Autsch! Fersensporn

Bei jedem Auftreten das Gefühl, auf einen Nagel zu treten. Die Ferse tut tierisch weh. Nach dem Aufstehen zunächst sehr schlecht auftreten können.

 

Seit August plage ich mich damit herum, in meinem Fall an der Fußunterseite.

 

Leider ist Fersensporn wohl etwas Langwieriges - nach Aussage meines Arztes geht der Fersensporn "bei den meisten innerhalb eines Jahres von ganz allein weg". Ein Jahr?! "Bei den meisten" - und bei den anderen? Da bleibt's angeblich chronisch. Das mag ich mir echt nicht ausmalen. Übrigens ist nicht der Fersensporn (sieht auf dem Röntgenbild aus wie ein Rosendorn) selbst für die Schmerzen verantwortlich, sondern eine Entzündung.

 

Zunächst der Hinweis, daß ich keine Ärztin bin, die Auflistung unten nur eine Hilfestellung sein soll und keinen Arztbesuch ersetzen kann.

 

Hier eine Liste von "Gegenmaßnahmen". Am besten scheint eine Kombination von mehreren Sachen zu helfen:

 

  • Schmerztabletten
  • Schmerzsalbe
  • Pferdesalbe (gibt's in der Apotheke)
  • Eispack (in Tuch eingewickelt) drauf
  • langes Stehen vermeiden
  • Fuß beim Sitzen auf Massageball hin- und herrollen
  • Bein ausstrecken, einen Gürtel(Handtuch, der Länge nach zusammengerollt) um den vorderen Teil des Fußes legen und dann zu sich her ziehen
  • ein Tuch vom Boden aufheben - aber mit den Zehen greifen
  • sich vor eine Wand stellen, dann mit dem betroffenen Fuß einen Schritt zurück. Dann sich mit den Händen an der Wand abstützen. Das nicht betroffene Bein abwinkeln. Dadurch werden die Sehnen im betroffenen Bein/Fuß gedehnt.
  • sich mit beiden Füßen bis zum vorderen Fußballen auf eine Treppenstufe stellen, dann den hinteren Teil der Füße absenken. Gut festhalten!

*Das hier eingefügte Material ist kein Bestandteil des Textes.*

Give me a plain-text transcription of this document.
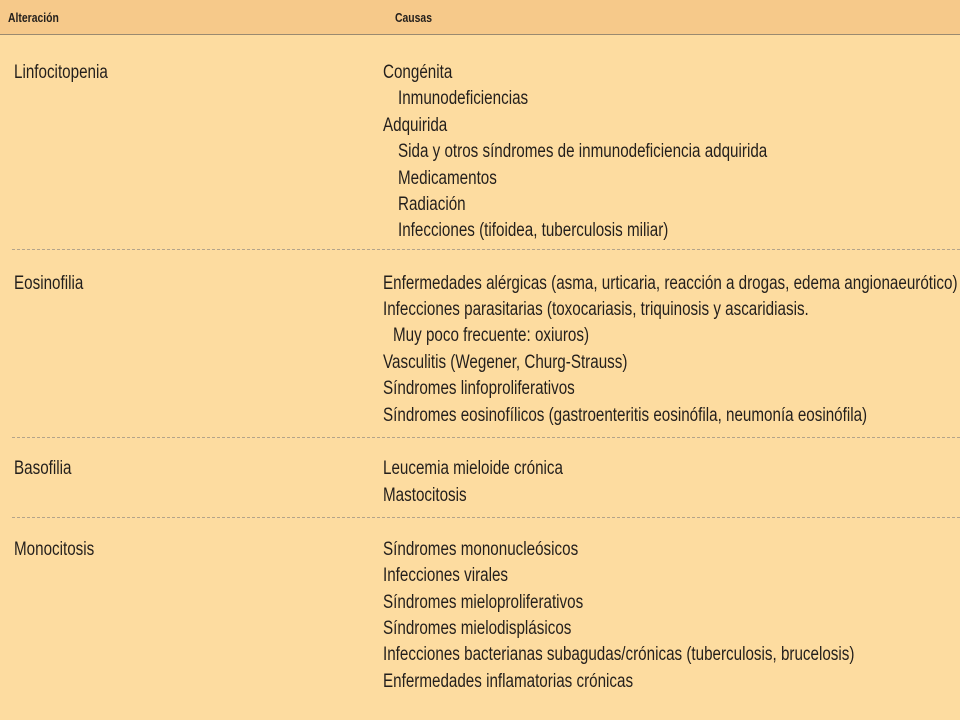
Alteración	Causas
Linfocitopenia	Congénita
Inmunodeficiencias
Adquirida
Sida y otros síndromes de inmunodeficiencia adquirida
Medicamentos
Radiación
Infecciones (tifoidea, tuberculosis miliar)
Eosinofilia	Enfermedades alérgicas (asma, urticaria, reacción a drogas, edema angionaeurótico)
Infecciones parasitarias (toxocariasis, triquinosis y ascaridiasis.
Muy poco frecuente: oxiuros)
Vasculitis (Wegener, Churg-Strauss)
Síndromes linfoproliferativos
Síndromes eosinofílicos (gastroenteritis eosinófila, neumonía eosinófila)
Basofilia	Leucemia mieloide crónica
Mastocitosis
Monocitosis	Síndromes mononucleósicos
Infecciones virales
Síndromes mieloproliferativos
Síndromes mielodisplásicos
Infecciones bacterianas subagudas/crónicas (tuberculosis, brucelosis)
Enfermedades inflamatorias crónicas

Alternativ nur den betroffenen Fuß absenken, den anderen anwinkeln.
  • Homöopathisch: Hekla Lava D3 zusammen mit Rhododendronsalbe
  • Betroffenen Fuß fest über einem Nudelholz abrollen
  • Sich vom Orthopäden spezielle Einlagen verschreiben lassen (aktuell bekommt man wohl bis zu 2 Paar pro Jahr von der Krankenkasse bezahlt)
  • Schuhe mit sehr weichem Fersenbereich kaufen (z.B. "Crocs")
  • Schuheinlagen kaufen, die extra weich gepolstert und für Fersensporn geeignet sind (z.B. von FootActive, Modell "Comfort")
  • Gelkappen kaufen für schmale Schuhe, in die die Schuheinlagen nicht reinpassen
  • man kann den Fuß auch "tapen" lassen, das sind so farbige Spezialbänder, die aufgeklebt werden
  • es gibt spezielle, nachts zu tragende Socken, die am Zehenende ein Band haben, mit dem man den Vorderfuß zum Schienbein hin fixieren kann
  • es gibt spezielle, nachts zu tragende Schienen, die den Fuß in einem rechten Winkel zum Schienbein halten
  • Stoßwellentherapie (muß man, zumindest als Kassenpatient, leider selbst zahlen), dabei werden Stoßwellen auf die betroffene Ferse gerichtet, die das Gewebe zur Selbstheilung anregen sollen. Angeblich wird dabei der Fersensporn nicht bzw. nur teilweise zertrümmert.
  • Wenn es gar nicht anders geht, kann man sich auch operieren lassen. Dabei wird der Fersensporn abgetragen. Auch das soll aber nicht zu 100% helfen.

 

Leider muß man offensichtlich ausprobieren, was einem selbst am besten hilft - jedem scheint etwas anderes zu helfen. Bei mir haben es die Schuheinlagen + homöopathische Mittel + Nudelholz ziemlich gebessert. Ganz weg ist es aber immer noch nicht, weshalb ich die Stoßwellentherapie versuchen will.

 

Am schlimmsten ist es ja direkt nach dem Aufstehen, hier hilft, VOR dem Aufstehen den vorderen Teil des Fußes z.B. mit einem Gürtel zu sich zu ziehen, um die Fußunterseite zu dehnen.